ABSTRACT

The study of popular culture continues to grow apace. In the early 1960s it barely had a foothold in the curriculum of English Departments but now it is respectably installed in most tertiary institutions. This situation has arisen mainly due to the constant questioning by cultural theorists of the distinction between ‘high’ and ‘low’ culture. One of the most celebrated forms of this distinction was expressed by Leavis when he opposed literature to mass culture. The former was an embodiment of a unique sensibility, a work of imagination reproducing the texture of real life. The latter, by contrast, was formulaic and sensational.
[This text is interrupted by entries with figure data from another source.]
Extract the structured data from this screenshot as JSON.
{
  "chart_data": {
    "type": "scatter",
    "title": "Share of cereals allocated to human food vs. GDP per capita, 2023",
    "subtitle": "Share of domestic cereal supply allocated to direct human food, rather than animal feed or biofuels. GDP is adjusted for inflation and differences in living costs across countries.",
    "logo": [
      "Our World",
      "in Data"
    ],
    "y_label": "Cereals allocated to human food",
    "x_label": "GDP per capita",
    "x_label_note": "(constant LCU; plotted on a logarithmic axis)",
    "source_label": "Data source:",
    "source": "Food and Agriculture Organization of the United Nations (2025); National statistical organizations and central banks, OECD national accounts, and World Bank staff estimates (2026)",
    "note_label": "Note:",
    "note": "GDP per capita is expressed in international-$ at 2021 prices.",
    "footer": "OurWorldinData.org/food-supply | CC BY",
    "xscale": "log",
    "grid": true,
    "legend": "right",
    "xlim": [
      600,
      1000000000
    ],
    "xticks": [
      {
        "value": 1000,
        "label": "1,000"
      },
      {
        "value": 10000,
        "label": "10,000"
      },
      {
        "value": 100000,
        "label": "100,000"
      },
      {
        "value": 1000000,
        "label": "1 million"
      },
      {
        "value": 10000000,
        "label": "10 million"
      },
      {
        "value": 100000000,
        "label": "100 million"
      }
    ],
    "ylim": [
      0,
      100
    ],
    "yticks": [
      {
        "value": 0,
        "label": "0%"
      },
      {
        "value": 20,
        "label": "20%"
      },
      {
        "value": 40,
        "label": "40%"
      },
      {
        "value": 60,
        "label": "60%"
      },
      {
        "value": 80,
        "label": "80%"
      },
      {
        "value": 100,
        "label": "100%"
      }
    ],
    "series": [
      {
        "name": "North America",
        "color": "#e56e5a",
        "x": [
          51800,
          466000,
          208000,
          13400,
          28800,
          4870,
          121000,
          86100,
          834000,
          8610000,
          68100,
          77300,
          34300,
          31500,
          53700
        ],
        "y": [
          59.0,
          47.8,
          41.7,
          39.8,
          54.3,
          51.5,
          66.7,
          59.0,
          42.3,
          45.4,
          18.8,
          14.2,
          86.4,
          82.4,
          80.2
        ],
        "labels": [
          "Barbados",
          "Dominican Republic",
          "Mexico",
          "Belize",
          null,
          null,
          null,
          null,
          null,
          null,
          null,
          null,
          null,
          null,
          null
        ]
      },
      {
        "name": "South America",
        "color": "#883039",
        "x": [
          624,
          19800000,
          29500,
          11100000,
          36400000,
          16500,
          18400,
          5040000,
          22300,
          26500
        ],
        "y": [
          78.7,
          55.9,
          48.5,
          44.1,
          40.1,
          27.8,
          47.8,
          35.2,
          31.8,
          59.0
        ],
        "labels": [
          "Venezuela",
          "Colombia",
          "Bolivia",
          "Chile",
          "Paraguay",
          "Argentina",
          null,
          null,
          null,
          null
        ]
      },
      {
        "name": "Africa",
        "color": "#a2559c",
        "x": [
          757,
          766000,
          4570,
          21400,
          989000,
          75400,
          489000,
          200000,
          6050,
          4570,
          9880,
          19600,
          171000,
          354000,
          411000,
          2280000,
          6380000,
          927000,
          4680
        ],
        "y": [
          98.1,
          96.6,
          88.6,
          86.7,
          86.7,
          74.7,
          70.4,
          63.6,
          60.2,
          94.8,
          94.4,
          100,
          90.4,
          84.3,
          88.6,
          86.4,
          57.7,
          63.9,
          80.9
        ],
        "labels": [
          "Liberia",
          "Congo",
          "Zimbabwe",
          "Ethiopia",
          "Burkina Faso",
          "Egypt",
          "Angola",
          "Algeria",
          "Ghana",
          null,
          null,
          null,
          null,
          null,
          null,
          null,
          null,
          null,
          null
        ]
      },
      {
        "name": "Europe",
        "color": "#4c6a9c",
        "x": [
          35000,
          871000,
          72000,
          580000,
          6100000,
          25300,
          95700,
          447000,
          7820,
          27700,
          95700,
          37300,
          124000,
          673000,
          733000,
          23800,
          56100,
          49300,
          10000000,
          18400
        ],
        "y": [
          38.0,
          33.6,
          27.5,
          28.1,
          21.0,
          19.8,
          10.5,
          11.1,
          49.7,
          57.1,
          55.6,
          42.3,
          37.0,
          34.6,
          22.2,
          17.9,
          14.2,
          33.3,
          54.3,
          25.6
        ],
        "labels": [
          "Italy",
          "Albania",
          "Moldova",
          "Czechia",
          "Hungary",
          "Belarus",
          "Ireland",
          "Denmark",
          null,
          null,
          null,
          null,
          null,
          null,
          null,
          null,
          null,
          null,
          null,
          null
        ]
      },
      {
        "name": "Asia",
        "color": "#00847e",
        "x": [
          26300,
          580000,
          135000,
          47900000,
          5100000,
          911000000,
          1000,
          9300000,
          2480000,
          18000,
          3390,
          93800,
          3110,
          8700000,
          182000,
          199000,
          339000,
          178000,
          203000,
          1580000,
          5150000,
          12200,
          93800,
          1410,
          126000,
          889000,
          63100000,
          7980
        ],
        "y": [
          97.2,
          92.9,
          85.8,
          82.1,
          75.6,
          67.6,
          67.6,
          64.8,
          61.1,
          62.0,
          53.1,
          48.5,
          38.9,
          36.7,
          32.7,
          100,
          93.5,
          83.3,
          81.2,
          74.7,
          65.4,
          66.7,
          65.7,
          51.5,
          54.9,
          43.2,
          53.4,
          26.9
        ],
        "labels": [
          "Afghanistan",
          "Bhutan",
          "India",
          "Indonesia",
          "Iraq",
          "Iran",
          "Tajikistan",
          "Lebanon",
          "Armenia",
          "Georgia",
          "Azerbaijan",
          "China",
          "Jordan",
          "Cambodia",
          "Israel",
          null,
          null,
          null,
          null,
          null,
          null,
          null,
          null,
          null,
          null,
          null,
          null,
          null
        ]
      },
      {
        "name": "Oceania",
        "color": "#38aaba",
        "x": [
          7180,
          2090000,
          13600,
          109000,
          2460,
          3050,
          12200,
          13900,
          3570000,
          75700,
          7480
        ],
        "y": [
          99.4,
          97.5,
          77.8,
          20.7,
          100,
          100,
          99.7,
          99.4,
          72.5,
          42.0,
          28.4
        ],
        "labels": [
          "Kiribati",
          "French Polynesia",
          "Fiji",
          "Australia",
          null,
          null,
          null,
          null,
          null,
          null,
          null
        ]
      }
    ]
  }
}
Few would now accept Leavis’s rigid division, not just because it offends the democratic sensibility but because it is theoretically untenable. Leavis saw literature as an incarnation of permanent truths about human nature but critical theory has undermined his position by showing how the same text is read in different ways in different periods. Once literature was relativized in these and other ways its position vis-à-vis ‘low’ culture could no longer be maintained. Moreover, if literature was not what it had formerly been claimed to be, then neither, perhaps, was its other, and so it became necessary and even desirable to study what is now known as popular culture, a term which avoids the negative evaluation implicit in ‘low’ culture and the sense of imposition suggested by mass culture, while itself connotating notions of choice and democracy.